Verticalmente seguendo con lo sguardo rami ed alberi, orizzontalmente guardando il mare e le onde, possiamo arrivare a toccare il cielo. Questi elementi della natura ci portano a considerare come sacri i nostri spazi vitali e a pensare alla meraviglia e allo stupore nelle cose essenziali e negli affetti che ci circondano. Mare ed alberi sono spesso temi delle opere di Takegami: sono presenze semplici ma nel contempo complesse, trasmettono un senso di ora e sempre, sono al di sopra di noi umani, delle nostre elucubrazioni e dei nostri interventi di antropizzazione.
Nella produzione di Takegami ritroviamo opere dove appaiono persone nel contesto di un paesaggio. Per l’artista, le persone, i visi, le sagome, sono parte del paesaggio e quindi costituiscono un elemento del paesaggio o addirittura, sono paesaggio stesso. Il paesaggio raffigurato è spesso un luogo dell’anima dell’artista ed è potenzialmente ovunque.
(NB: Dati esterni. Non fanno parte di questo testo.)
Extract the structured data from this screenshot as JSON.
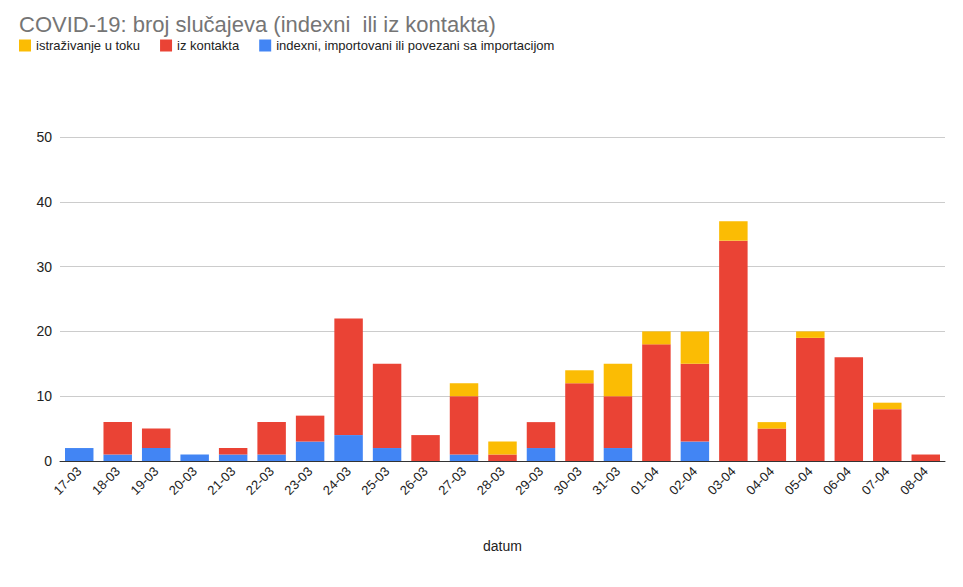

La persona nell’opera, solitamente in posizione marginale e di spalle, è un essere vivente universale, non per forza una persona specifica, che assapora quello spazio in un momento della sua esistenza in un moto d’animo del suo vissuto, piacevole o triste che sia, di oggi, domani o dei tempi passati.
Per quanto riguarda la composizione delle tele e dei disegni, da sempre Takegami mostra attrazione verso il dittico ed il polittico, scoperti da giovane durante la visita di chiese e musei in Italia ed Europa. A partire dagli anni 2000, egli prova a suddividere un’opera in dittico o polittico, trovandolo uno strumento compositivo estremamente vicino alle sue necessità espressive. Nella sua concezione, dittici e polittici simboleggiano parti distinte di una stessa storia, nella quale l’attenzione dello spettatore abbia la possibilità di posarsi sia sull’insieme dell’opera sia su ogni singola parte. Sebbene tra gli elementi che compongono il complesso dell’opera ci sia un’interruzione di spazio, ciò costituisce un respiro che crea un dialogo, un collante che completa il messaggio nascente dall’unione delle parti.
L’arte di Takegami vuole essere una forma espressiva che, attraverso l’esperienza del singolo, consenta di esprimere un sentito, un vissuto da condividere con le altre persone, diventando in qualche modo universale. Un dolce e amaro abbraccio dell’anima, un ponte tra chi produce e chi gode l’opera, note colorate che fanno vibrare i ricordi, una finestra di stupore e di riflessione sulle fragilità e potenzialità dell’uomo che vive la sua piccola grande vita nel mondo.